Editorial. La Tunisie vient d’entrer dans une phase délicate de sa trajectoire démocratique post-2011. Si les turbulences n’ont pas épargné ces dix dernières années ce pionnier des « printemps arabes », l’instauration le 25 juillet par le président Kaïs Saïed d’un régime d’exception – censé être provisoire – représente un défi inédit. Le chef de l’Etat s’est de facto arrogé les pleins pouvoirs dans le but déclaré de redresser une crise multiforme (paralysie politique, recul socio-économique, détresse sanitaire) et de stabiliser un pays guetté par la déliquescence.
En Tunisie comme ailleurs, l’emballement de l’épidémie de Covid-19 – le taux de mortalité y est le plus élevé d’Afrique – a exacerbé un malaise préexistant qui ne demandait qu’à exploser. L’épisode intéresse au plus haut point la communauté internationale, car le chantier démocratique tunisien avait jusqu’ici valeur d’exemple pour l’ensemble du monde arabo-musulman. Il était le dernier îlot de résistance, après la cascade de désenchantements autour des « printemps arabes », torpillés par des guerres civiles ou des restaurations autoritaires.
Risques d’arbitraire et de dérives
Il est trop tôt pour ajouter la Tunisie à la liste de ces échecs. A ce stade, deux évidences s’imposent. La première est que le coup de force du président Saïed, qui a révoqué le premier ministre, suspendu le Parlement et mis la main sur le ministère public, a été salué par des scènes de liesse à Tunis. La popularité du geste d’autorité de M. Saïed, réputé pour son intégrité, est incontestable. La population tunisienne était à bout de patience devant le spectacle des jeux d’appareils d’une classe politique incompétente et souvent corrompue alors que l’économie stagnait sur fond de désolation sanitaire. Ennahda, formation issue de la matrice islamiste qui a joué un rôle central dans toutes les coalitions parlementaires post-2011, a cristallisé l’essentiel de ce ressentiment.

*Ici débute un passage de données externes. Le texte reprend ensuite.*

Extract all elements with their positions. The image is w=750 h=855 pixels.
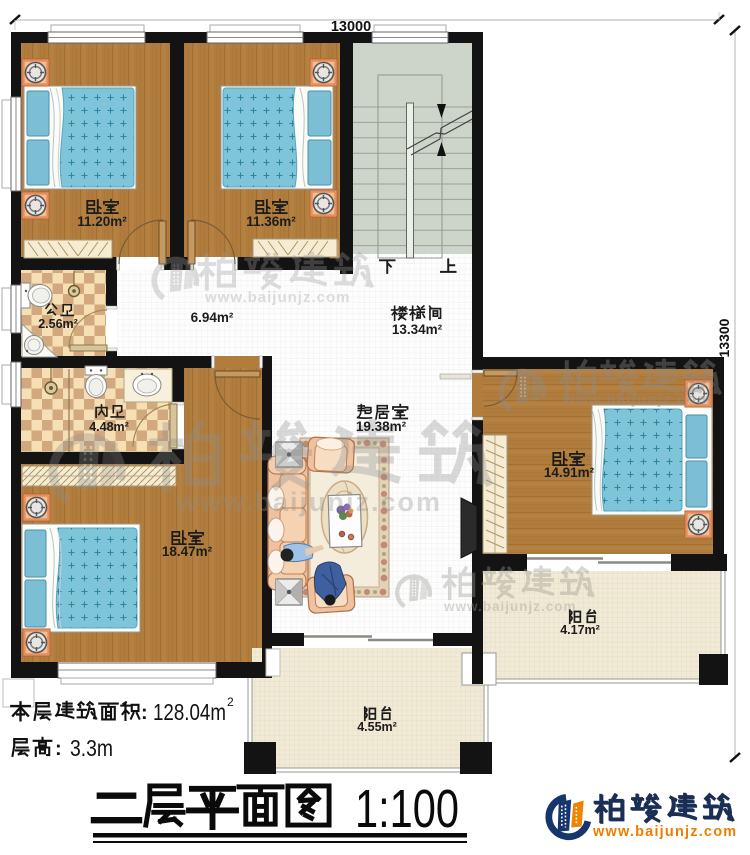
svg-text:19.38m²: 19.38m² [356,419,407,434]
svg-text:www.baijunjz.com: www.baijunjz.com [562,391,712,408]
svg-text:11.36m²: 11.36m² [246,214,296,229]
svg-text:11.20m²: 11.20m² [77,214,127,229]
svg-text::: : [141,702,148,724]
svg-text:128.04m: 128.04m [153,699,226,725]
svg-text:4.55m²: 4.55m² [357,720,397,734]
svg-text:13.34m²: 13.34m² [392,322,443,337]
svg-text:4.48m²: 4.48m² [89,420,129,434]
svg-text:4.17m²: 4.17m² [560,623,600,637]
svg-text:13000: 13000 [331,19,371,35]
svg-text:1:100: 1:100 [355,779,459,839]
svg-text::: : [55,738,62,760]
svg-text:www.baijunjz.com: www.baijunjz.com [443,599,577,614]
svg-text:www.baijunjz.com: www.baijunjz.com [176,487,442,517]
svg-text:6.94m²: 6.94m² [191,310,234,325]
svg-text:13300: 13300 [716,318,732,357]
svg-text:www.baijunjz.com: www.baijunjz.com [204,289,350,306]
svg-text:18.47m²: 18.47m² [162,544,213,559]
svg-text:14.91m²: 14.91m² [544,465,595,480]
svg-text:2.56m²: 2.56m² [38,317,78,331]
svg-text:2: 2 [227,695,234,709]
svg-text:3.3m: 3.3m [70,735,113,761]
svg-text:www.baijunjz.com: www.baijunjz.com [592,824,737,840]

La seconde évidence est que la méthode utilisée par M. Saïed, qui se réclame de l’esprit de la révolution tout en étant hostile à la démocratie représentative, a de quoi soulever des inquiétudes. Le chef de l’Etat est allé bien au-delà des dispositions prévues par l’article 80 de la Constitution relatif au régime d’exception, ce qui a conduit le professeur de droit constitutionnel Yadh Ben Achour à qualifier sa décision de « coup d’Etat ». La controverse autour de l’usage de cette formule fait rage en Tunisie. Les partisans de M. Saïed, galvanisés sur les réseaux sociaux, la récusent avec force.
La popularité de l’acte présidentiel ne doit pas interdire de s’interroger sur les dangers qu’il recèle. En 1987, le « coup d’Etat médical » de Ben Ali contre un Bourguiba vieillissant avait aussi suscité la liesse à Tunis. On connaît la suite. Kaïs Saïed saura-t-il surmonter la tentation de l’omnipotence ? Reviendra-t-il sans tarder au « fonctionnement régulier des pouvoirs publics », ainsi que le prévoit le fameux article 80 de la Constitution ?
Au regard de la désespérance ambiante, il mérite assurément le bénéfice du doute. Le rétablissement de la Tunisie est crucial pour les Tunisiens eux-mêmes, comme pour la stabilité de la région méditerranéenne. La vigilance doit néanmoins rester de mise, face aux risques d’arbitraire et de dérives. L’œuvre de redressement en cours serait la première à pâtir d’une aventure personnelle, fût-elle drapée dans la référence totémique au « peuple ».